Flickr image eldh's photostream.


  1. As an old-school vintage lover, ie since ever I can remember, I admit to feel a little dismay at its commodification over the last year or so. I recently wrote about Tesco selling a dress online and calling it 'vintage', yet it came in a whole range of sizes to choose from! True vintage is one-off pieces, not rails of tea dresses available in a range of sizes. Avoid high street vintage ranges and go straight for the charity shops, the fleamarkets, the small stores you've loved for years. The high street gets enough of our pennies already without jumping on the vintage ones!
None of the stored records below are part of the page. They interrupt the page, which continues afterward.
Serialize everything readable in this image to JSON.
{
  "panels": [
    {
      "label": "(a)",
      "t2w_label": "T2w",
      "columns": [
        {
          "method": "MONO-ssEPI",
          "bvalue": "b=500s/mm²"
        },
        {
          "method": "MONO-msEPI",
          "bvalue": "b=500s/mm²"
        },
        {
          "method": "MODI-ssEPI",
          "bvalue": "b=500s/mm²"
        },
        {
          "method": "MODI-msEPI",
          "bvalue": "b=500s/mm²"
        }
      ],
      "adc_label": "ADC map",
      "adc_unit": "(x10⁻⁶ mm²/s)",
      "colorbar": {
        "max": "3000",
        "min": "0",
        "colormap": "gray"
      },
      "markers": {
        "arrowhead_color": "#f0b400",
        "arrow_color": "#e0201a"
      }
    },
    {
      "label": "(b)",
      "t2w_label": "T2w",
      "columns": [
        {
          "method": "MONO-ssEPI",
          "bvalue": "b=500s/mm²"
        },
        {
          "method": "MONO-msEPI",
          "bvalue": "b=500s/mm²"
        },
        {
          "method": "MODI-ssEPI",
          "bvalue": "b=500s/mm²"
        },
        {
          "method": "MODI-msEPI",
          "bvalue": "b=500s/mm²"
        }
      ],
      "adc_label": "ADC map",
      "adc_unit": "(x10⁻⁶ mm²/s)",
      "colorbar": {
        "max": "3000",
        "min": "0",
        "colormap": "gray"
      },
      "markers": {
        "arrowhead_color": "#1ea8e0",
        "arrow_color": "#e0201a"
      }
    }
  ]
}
  2. I used to love buying weird and wonderful second hand clothes in Camden and form the charity shop I volunteered in when I was a teenager. I'd mix them and match them.

    Old or second hand is not always better. I like now but I like things that catch my eye and go with my life, whatever the era or the style. I am apparently having a 1950s themed hen do and I am not such a fan. I've never really been into very literal second hand/vinatge styling. I prefer to mix it up to make it work for me.

    As for the 90s - I still dress like Shirley Mansun or Courtney Love in the 90s accidentally now from time to time. As that was how I dressed in my teen years it sometimes comes out now I am in my late twenties. The grunge look was catwalk wehn Marc Jacobs did it first time round and has been popping up on the catwalks and high street for a while again now. When people mock it I don't get it as for me plaid shirts, babydolls and shifts seem relatively timeless as they were noramlised for me in the 1990s (when most of the shifts I wore were from the 1960s and from charity shops and my layers included great Welsh tapestry jackets from charity shops too).

  3. Sorry I missed that - sounded interesting. I'll have to look out for the next one ???